Over the six months to June 30 RB’s sales rose 5 percent on a like-for-like basis, which excludes the impact of currency, acquisitions, disposals and discontinued operations, mirroring first-quarter growth but ahead of analysts’ average forecast of 4.6 percent.
Adjusted operating margin rose 160 basis points to 21.9 percent, driving an 11 percent increase in adjusted operating profit to 953 million pounds ($1.48 billion) at constant exchange rates. Free cash flow generation was 756 million pounds.
Kapoor said that while European and North American markets were more stable than a few years ago developing markets remained mixed.
“While we are seeing improved consumer sentiment in a number of countries, such as India, other geographies, such as Brazil and Indonesia, remain challenging,” he told reporters.

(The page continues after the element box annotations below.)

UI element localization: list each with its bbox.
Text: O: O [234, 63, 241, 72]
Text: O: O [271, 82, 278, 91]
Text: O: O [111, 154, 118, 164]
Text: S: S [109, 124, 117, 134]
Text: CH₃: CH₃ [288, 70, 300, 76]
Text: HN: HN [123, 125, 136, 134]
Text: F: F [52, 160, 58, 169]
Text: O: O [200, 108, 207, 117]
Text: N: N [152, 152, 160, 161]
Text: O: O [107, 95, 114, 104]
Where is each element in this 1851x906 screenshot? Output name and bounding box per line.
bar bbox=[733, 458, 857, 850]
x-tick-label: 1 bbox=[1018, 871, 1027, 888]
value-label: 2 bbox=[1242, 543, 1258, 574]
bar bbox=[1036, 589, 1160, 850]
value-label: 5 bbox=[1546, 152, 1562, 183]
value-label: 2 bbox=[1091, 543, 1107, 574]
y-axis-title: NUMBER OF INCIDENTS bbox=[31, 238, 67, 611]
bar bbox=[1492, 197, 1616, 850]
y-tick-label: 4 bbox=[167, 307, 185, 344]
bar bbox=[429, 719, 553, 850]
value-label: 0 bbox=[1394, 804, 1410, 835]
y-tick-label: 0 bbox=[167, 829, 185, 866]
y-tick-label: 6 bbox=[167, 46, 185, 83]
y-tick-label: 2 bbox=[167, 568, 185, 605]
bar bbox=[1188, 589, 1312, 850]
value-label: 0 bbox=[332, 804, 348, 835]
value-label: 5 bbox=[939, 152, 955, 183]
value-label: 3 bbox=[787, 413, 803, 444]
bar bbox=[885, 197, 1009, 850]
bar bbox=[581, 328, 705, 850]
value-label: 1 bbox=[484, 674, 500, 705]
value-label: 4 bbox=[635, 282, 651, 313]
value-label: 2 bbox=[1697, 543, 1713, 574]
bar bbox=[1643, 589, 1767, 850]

RB is now targeting full-year like-for-like net revenue growth of 4-5 percent and second-half moderate to “nice” adjusted operating margin expansion. It previously forecast like-for-like sales growth of 4 percent.
Kapoor launched a major cost-savings programme six months ago, targeting annualised savings of 100-150 million pounds over three years.
He said on Monday the firm would achieve savings at the upper end of the target, ahead of the stated timeframe.
Shares in RB were up 138 pence at 6,051 pence at 0902 GMT, valuing the business at 43.3 billion pounds.
“Strong cash flow generation provides ample scope for healthy shareholder returns while providing sufficient firepower for M&A,” said analysts at Liberum, who have a “buy” rating.
They estimate RB will generate 5 billion pounds in free cash flow over five years.
The firm is paying an interim dividend of 50.3 pence, in line with guidance.